I will give thee an account of a scene that wants but her affecting pen to represent it justly; and it would wring all the black blood out of thy callous heart.
Thou only, who art the author of her calamities, shouldst have attended her in her prison. I am unequal to such a task: nor know I any other man but would.
This last act, however unintended by thee, yet a consequence of thy general orders, and too likely to be thought agreeable to thee, by those who know thy other villanies by her, has finished thy barbarous work. And I advise thee to trumpet forth every where, how much in earnest thou art to marry her, whether true or not.
Thou mayest safely do it. She will not live to put thee to the trial; and it will a little palliate for thy enormous usage of her, and be a mean to make mankind, who know not what I know of the matter, herd a little longer with thee, and forbear to hunt thee to thy fellow-savages in the Lybian wilds and deserts . . .
Looking about her, and seeing the three passages, to wit, that leading to Henrietta-street, that to King-street, and the fore-right one, to Bedford-street, crowded, she started—Any where—any where, said she, but to the woman’s! And stepping into the chair, threw herself on the seat, in the utmost distress and confusion—Carry me, carry me out of sight— cover me—cover me up—for ever—were her words.

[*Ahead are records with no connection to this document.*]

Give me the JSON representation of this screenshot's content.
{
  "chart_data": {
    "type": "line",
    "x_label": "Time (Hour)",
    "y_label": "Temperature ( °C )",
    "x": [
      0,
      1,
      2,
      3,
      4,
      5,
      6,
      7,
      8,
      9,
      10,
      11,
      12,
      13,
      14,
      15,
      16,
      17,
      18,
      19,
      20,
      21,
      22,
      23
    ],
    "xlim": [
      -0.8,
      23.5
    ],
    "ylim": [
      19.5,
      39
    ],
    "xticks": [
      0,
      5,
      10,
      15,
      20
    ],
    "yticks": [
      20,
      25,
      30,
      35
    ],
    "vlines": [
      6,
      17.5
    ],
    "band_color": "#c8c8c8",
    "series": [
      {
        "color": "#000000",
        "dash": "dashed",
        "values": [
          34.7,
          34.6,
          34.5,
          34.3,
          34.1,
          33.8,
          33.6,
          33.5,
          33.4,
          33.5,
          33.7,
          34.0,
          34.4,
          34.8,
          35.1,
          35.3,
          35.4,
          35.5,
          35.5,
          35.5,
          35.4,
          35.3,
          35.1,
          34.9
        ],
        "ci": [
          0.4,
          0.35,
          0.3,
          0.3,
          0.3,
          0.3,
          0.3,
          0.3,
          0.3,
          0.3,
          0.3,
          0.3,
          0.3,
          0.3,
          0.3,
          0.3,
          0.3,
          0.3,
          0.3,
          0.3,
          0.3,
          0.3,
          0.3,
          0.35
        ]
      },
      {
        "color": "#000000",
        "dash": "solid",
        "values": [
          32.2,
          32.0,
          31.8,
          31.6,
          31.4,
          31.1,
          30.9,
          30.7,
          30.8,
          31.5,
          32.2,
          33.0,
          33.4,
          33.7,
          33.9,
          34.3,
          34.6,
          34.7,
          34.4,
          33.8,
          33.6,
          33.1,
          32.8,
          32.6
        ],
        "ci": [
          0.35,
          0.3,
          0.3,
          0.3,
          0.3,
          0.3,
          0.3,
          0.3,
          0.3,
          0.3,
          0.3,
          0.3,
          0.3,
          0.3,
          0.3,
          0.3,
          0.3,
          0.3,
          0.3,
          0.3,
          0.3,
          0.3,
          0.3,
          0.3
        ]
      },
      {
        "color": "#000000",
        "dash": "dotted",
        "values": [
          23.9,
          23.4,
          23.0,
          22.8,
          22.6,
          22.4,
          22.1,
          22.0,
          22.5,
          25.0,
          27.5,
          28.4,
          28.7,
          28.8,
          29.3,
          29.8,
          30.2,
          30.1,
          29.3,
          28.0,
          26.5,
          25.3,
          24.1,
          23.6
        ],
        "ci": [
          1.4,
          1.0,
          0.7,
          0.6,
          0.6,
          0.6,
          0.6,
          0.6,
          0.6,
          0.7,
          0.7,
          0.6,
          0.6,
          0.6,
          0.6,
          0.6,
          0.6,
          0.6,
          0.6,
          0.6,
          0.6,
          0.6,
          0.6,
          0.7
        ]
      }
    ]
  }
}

Thy villain drew the curtain: she had not power: and they went away with her through a vast crowd of people.
Here I must rest. I can write no more at present.
Only, Lovelace, remember, all this was to a Clarissa!!! . . .
Then who can write of good persons, and of good subjects, and be capable of admiring them, and not be made serious for the time? And hence may we gather what a benefit to the morals of men the keeping of good company must be; while those who keep only bad, must necessarily more and more harden, and be hardened . . .
‘Tis twelve of the clock, Sunday night—I can think of nothing but this excellent creature. Her distresses fill my head and my heart. I was drowsy for a quarter of an hour; but the fit is gone off. And I will continue the melancholy subject from the information of these wretches. Enough, I dare say, will arise in the visit I shall make, if admitted to-morrow, to send by thy servant, as to the way I am likely to find her in.
After the women had left her, she complained of her head and her heart; and seemed terrified with apprehensions of being carried once more to Sinclair’s.
Refusing any thing for breakfast, Mrs. Rowland came up to her, and told her, (as these wretches owned they had ordered her, for fear she should starve herself,) that she must and should have tea, and bread and butter: and that, as she had friends who could support her, if she wrote to them, it was a wrong thing, both for herself and them, to starve herself thus.
If it be for your own sakes, said she, that is another thing: let coffee, or tea, or chocolate, or what you will, be got: and put down a chicken to my account every day, if you please, and eat it yourselves. I will taste it, if I can. I would do nothing to hinder you. I have friends will pay you liberally, when they know I am gone.
They wondered, they told her, at her strange composure in such distresses.
They were nothing, she said, to what she had suffered already from the vilest of all men. The disgrace of seizing her in the street; multitudes of people about her; shocking imputations wounding her ears; had indeed been very affecting to her. But that was over.—Every thing soon would! —And she should be still more composed, were it not for the apprehensions of seeing one man, and one woman; and being tricked or forced back to the vilest house in the world.